Mexico City: Six would-be migrants, mostly from Asia and the Middle East have died after Mexican soldiers fired on a group of 33 people travelling in a ute that had tried to evade a military patrol, the Defence Ministry said, underlining tensions on Mexico’s southern border as it faces US pressure to contain migration.
Another 10 were injured in the incident. The group included people of Egyptian, Nepalese, Cuban, Indian and Pakistani nationality, though the statement did not specify the nationalities of the deceased.
The ministry said the incident took place just in the evening on Tuesday while the patrol travelled on a highway near the town of Huixtla, some 40km from Tapachula, on the Guatemalan border.
The ute was followed by two vehicles similar to those used by criminal groups in the area, it said, and soldiers reported hearing explosions after which two officers opened fire.
Four migrants were killed at the scene while two others died later in hospital.

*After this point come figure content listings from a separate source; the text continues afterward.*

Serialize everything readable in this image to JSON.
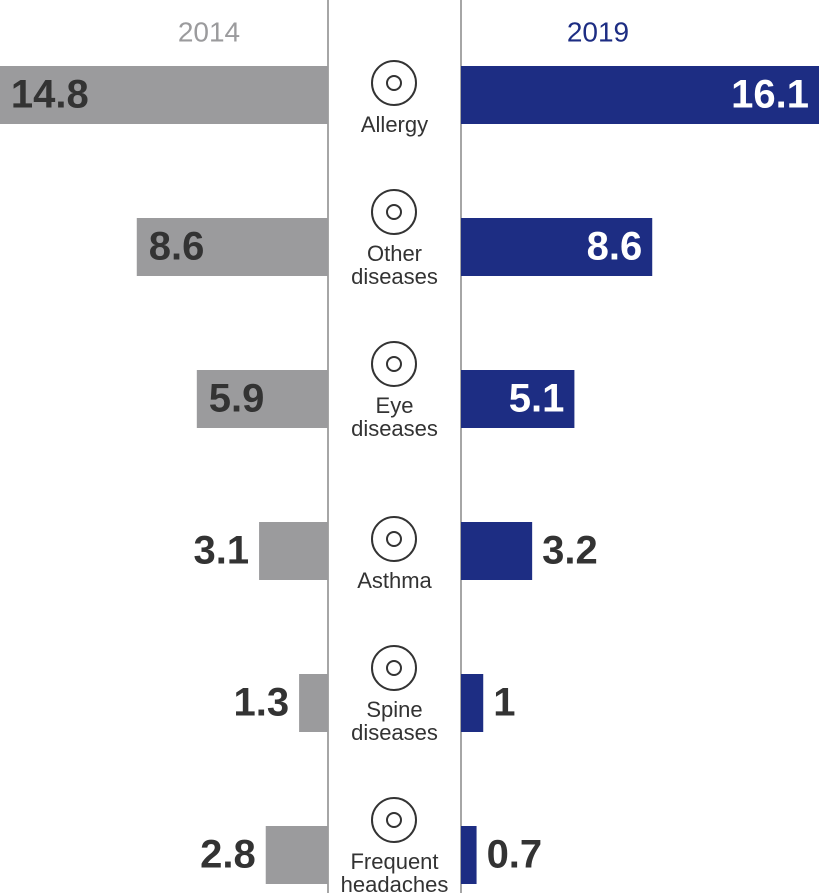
{
  "chart_data": {
    "type": "butterfly",
    "categories": [
      "Allergy",
      "Other diseases",
      "Eye diseases",
      "Asthma",
      "Spine diseases",
      "Frequent headaches"
    ],
    "series": [
      {
        "name": "2014",
        "color": "#9b9b9d",
        "values": [
          14.8,
          8.6,
          5.9,
          3.1,
          1.3,
          2.8
        ]
      },
      {
        "name": "2019",
        "color": "#1d2d83",
        "values": [
          16.1,
          8.6,
          5.1,
          3.2,
          1.0,
          0.7
        ]
      }
    ]
  }
}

The deaths shine a renewed spotlight on Mexico’s policy towards migrants as well as the growing role of the military in the country’s security.

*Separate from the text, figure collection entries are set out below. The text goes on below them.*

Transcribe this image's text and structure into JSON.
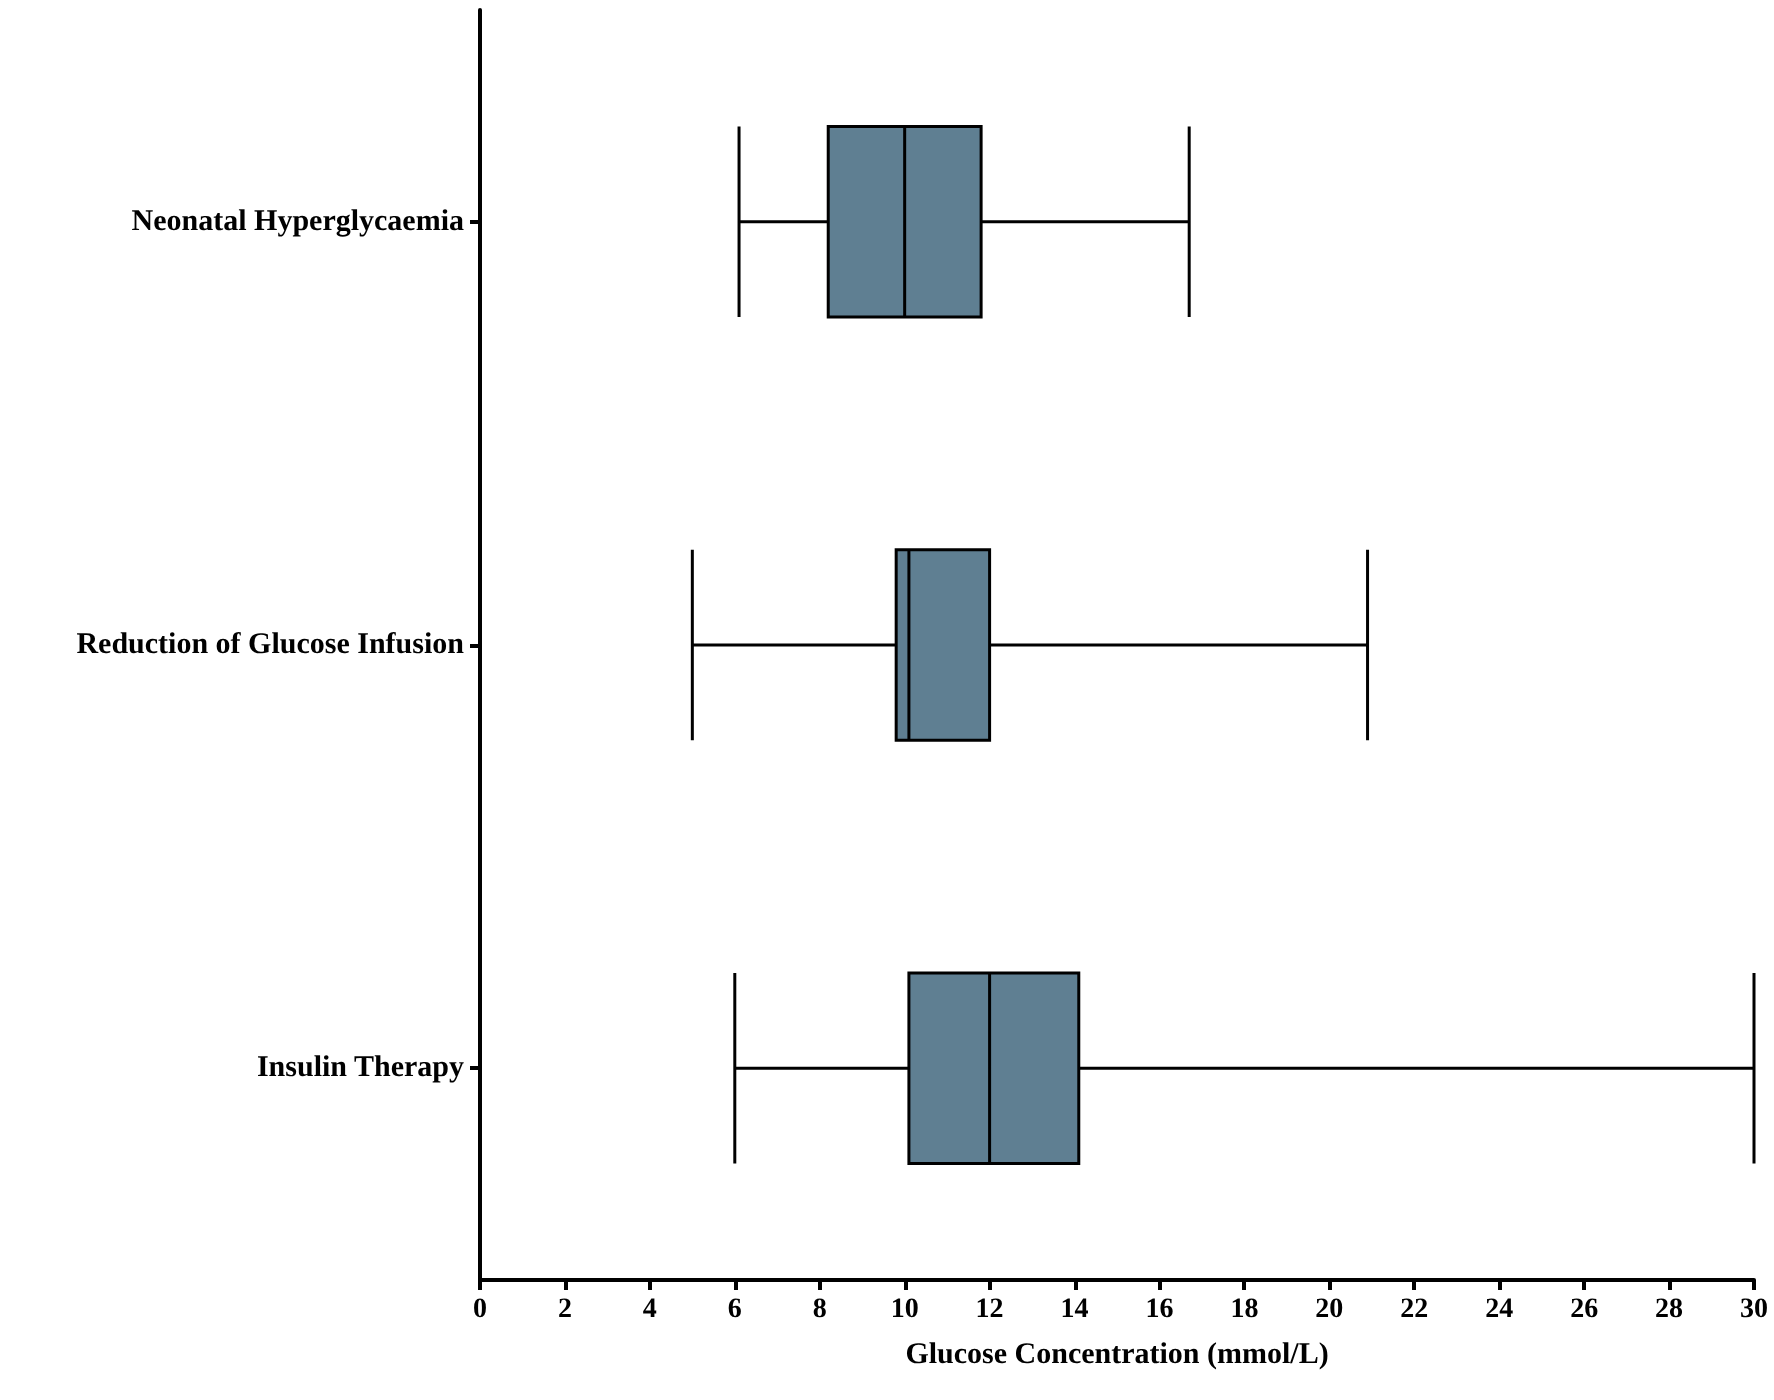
{
  "chart_data": {
    "type": "box",
    "orientation": "horizontal",
    "xlabel": "Glucose Concentration (mmol/L)",
    "categories": [
      "Neonatal Hyperglycaemia",
      "Reduction of Glucose Infusion",
      "Insulin Therapy"
    ],
    "color": "#5f7f92",
    "boxes": [
      {
        "low": 6.1,
        "q1": 8.2,
        "median": 10.0,
        "q3": 11.8,
        "high": 16.7
      },
      {
        "low": 5.0,
        "q1": 9.8,
        "median": 10.1,
        "q3": 12.0,
        "high": 20.9
      },
      {
        "low": 6.0,
        "q1": 10.1,
        "median": 12.0,
        "q3": 14.1,
        "high": 30
      }
    ],
    "xlim": [
      0,
      30
    ],
    "xticks": [
      0,
      2,
      4,
      6,
      8,
      10,
      12,
      14,
      16,
      18,
      20,
      22,
      24,
      26,
      28,
      30
    ],
    "grid": false
  }
}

“These events are neither accidental nor isolated, they are a consequence of the restrictive immigration policies that the Mexican state continues to implement,” the Collective for the Monitoring of the Southern Border, a grouping of advocacy and civil society organisations, said.
Mexico has been pressured by the United States to reduce the number of migrants arriving at their shared border, where record numbers of people have tried to cross for years, fleeing economic hardship and violence.